The art of clothing
Poised between different cultures, fairy-fingered artisan: weavers, braiders, soft furnishing manufactures, dress makers, and designers have endlessly intertwined threads and created caftans, kmiss, gandouras, djellabas, serouals, and selhams...So many women have strenuously been working on embroidery hoops and so many men have contributed to the glory on these garments, with names indicatives of Andalusian music. With passion and patience they have sown haute couture caftans. The caftan: Keen for affirmation and emancipation, Moroccan women have been able to adapt two originally male dresses, as was the djellaba. They have embellished it much more feminine. Caftans have evolved and have increasingly become more flowing, diverse, light and even sensual. The inspiration of stylist gave new impetus to the caftan as they have experimented superposed layers and materials gold, silver, or silk embroideries (Sfifa, kitane) and thread-made buttons (akad) highlight and sublimate the lines. The dragons and peacocks embroidered in Azemmour have granted them added glamour. Brocade or embroidered belts from Fez, sometimes as wide as a corset, perfectly down the waist, while the babouches “Belgha” or “charbil” enhances these celebration garments.

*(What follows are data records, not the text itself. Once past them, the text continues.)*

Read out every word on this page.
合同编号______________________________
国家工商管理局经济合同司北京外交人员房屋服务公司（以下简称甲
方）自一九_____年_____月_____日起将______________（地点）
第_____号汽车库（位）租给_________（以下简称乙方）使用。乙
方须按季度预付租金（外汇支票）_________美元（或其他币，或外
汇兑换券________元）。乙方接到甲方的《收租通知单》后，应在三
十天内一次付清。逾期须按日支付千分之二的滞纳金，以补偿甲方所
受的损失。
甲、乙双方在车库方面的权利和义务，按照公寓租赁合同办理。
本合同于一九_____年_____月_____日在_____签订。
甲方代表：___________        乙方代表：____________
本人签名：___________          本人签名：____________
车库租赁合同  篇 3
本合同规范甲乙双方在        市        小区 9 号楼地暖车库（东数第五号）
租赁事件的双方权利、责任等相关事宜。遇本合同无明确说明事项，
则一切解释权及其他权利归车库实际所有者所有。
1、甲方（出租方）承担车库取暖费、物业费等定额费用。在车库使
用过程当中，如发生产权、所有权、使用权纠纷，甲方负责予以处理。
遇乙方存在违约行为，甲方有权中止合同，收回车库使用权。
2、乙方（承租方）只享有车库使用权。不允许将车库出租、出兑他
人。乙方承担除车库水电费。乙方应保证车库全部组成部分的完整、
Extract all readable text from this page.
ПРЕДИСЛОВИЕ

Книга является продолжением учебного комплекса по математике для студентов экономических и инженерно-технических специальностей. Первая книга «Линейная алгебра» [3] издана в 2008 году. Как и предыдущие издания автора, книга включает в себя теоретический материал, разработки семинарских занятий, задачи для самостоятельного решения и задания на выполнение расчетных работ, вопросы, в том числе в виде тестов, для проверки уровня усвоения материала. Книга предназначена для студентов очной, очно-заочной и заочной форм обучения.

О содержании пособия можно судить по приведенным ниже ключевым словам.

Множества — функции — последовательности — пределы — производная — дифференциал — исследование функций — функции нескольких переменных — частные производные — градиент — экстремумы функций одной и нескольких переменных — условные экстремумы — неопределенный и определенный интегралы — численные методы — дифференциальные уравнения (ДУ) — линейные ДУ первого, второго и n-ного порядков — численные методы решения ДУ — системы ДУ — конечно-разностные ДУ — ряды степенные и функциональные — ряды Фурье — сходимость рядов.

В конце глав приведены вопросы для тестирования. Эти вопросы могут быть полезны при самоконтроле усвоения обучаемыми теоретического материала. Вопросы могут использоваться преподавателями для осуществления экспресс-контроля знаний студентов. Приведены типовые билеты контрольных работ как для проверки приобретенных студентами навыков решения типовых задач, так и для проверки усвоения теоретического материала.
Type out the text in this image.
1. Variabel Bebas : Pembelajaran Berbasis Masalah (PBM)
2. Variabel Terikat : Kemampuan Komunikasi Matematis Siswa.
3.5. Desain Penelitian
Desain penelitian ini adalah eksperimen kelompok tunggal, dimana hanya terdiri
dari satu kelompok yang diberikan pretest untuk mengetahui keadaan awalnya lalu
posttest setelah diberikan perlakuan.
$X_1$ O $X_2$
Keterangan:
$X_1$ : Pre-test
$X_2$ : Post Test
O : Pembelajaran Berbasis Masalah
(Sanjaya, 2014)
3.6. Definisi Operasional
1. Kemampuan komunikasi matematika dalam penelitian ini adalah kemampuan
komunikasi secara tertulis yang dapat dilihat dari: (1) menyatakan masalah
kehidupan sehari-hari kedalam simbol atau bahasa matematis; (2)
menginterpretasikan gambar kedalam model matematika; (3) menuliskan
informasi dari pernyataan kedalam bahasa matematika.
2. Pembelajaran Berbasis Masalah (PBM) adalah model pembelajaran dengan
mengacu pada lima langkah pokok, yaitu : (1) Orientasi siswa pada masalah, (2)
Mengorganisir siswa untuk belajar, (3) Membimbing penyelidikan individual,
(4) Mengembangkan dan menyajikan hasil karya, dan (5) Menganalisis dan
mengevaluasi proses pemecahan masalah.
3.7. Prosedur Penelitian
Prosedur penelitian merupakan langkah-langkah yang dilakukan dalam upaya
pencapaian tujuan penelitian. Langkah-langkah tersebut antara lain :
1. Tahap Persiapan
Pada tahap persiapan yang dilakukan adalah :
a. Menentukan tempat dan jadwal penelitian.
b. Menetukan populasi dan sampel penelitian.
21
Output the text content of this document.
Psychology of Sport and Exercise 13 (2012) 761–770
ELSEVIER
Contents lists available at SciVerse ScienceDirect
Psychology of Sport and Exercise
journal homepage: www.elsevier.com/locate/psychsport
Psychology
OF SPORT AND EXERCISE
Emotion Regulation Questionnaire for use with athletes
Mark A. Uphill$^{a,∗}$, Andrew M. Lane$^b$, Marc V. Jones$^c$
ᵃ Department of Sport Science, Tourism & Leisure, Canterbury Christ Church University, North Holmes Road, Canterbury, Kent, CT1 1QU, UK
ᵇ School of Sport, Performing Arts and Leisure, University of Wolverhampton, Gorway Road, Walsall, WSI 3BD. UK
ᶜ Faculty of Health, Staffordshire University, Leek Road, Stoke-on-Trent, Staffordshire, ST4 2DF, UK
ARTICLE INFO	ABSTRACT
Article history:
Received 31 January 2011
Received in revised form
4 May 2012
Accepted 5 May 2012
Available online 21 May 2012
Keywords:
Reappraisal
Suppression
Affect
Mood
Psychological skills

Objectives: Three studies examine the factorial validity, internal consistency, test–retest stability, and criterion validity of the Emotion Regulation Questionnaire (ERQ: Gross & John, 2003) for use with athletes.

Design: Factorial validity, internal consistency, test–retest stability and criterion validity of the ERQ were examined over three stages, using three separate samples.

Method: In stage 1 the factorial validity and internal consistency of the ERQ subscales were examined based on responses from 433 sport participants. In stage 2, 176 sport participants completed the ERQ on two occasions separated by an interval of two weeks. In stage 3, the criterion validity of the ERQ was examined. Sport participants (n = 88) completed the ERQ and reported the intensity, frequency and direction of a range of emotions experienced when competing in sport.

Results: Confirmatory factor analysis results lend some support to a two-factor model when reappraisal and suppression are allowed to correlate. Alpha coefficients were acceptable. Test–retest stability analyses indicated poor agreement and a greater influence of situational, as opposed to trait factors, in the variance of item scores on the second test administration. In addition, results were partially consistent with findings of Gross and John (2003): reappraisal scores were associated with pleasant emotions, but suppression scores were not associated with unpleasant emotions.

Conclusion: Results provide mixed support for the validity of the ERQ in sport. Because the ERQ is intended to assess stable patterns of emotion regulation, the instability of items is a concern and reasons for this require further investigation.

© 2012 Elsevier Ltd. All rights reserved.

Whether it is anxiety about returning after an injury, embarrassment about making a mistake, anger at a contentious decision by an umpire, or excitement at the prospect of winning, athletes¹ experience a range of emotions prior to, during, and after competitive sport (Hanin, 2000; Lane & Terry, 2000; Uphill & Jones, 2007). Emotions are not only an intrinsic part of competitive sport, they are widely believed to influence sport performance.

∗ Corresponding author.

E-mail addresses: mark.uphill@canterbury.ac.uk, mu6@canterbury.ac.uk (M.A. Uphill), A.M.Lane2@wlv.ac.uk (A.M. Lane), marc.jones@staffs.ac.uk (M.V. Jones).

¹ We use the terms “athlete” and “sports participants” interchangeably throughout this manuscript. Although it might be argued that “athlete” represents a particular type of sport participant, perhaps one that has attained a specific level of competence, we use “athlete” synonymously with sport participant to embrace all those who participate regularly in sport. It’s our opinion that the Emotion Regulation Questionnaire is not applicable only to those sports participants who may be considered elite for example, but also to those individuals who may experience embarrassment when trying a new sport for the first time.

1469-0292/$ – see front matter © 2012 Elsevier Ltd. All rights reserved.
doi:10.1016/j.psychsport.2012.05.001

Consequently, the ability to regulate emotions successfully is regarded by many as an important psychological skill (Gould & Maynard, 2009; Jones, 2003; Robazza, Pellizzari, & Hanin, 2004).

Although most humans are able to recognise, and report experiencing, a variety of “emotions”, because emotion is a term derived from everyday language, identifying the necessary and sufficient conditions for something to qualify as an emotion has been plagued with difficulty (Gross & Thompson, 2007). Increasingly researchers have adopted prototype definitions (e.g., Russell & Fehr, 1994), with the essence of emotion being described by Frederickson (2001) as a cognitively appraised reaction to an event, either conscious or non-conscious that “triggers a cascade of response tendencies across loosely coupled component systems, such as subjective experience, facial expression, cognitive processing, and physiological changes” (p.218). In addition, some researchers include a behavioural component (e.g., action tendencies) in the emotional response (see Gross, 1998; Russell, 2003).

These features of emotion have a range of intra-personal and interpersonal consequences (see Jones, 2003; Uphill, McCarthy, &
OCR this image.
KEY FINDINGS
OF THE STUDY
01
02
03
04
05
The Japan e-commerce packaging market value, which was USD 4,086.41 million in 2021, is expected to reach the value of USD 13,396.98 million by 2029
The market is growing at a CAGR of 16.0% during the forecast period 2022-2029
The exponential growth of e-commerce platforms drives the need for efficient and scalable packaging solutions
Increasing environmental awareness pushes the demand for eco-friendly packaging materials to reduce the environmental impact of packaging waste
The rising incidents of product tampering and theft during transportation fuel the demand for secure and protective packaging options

This light garment is in hand woven materials such as the bzou and the saissi. The very soft fabric gives height and slenderness to women and men alike. Sabra style babouches are some of the models proposed in Marrakech. They draw their essence from all the variations of the traditional dress and cover the whole range of trends. They add to the magnificence of an art in full bloom.
The matter of our souls
The saissi, silk, ouazzani (hebba)…. Fabrics set the tone and are used for tailoring classic or more electric and extremely ravishing outfits.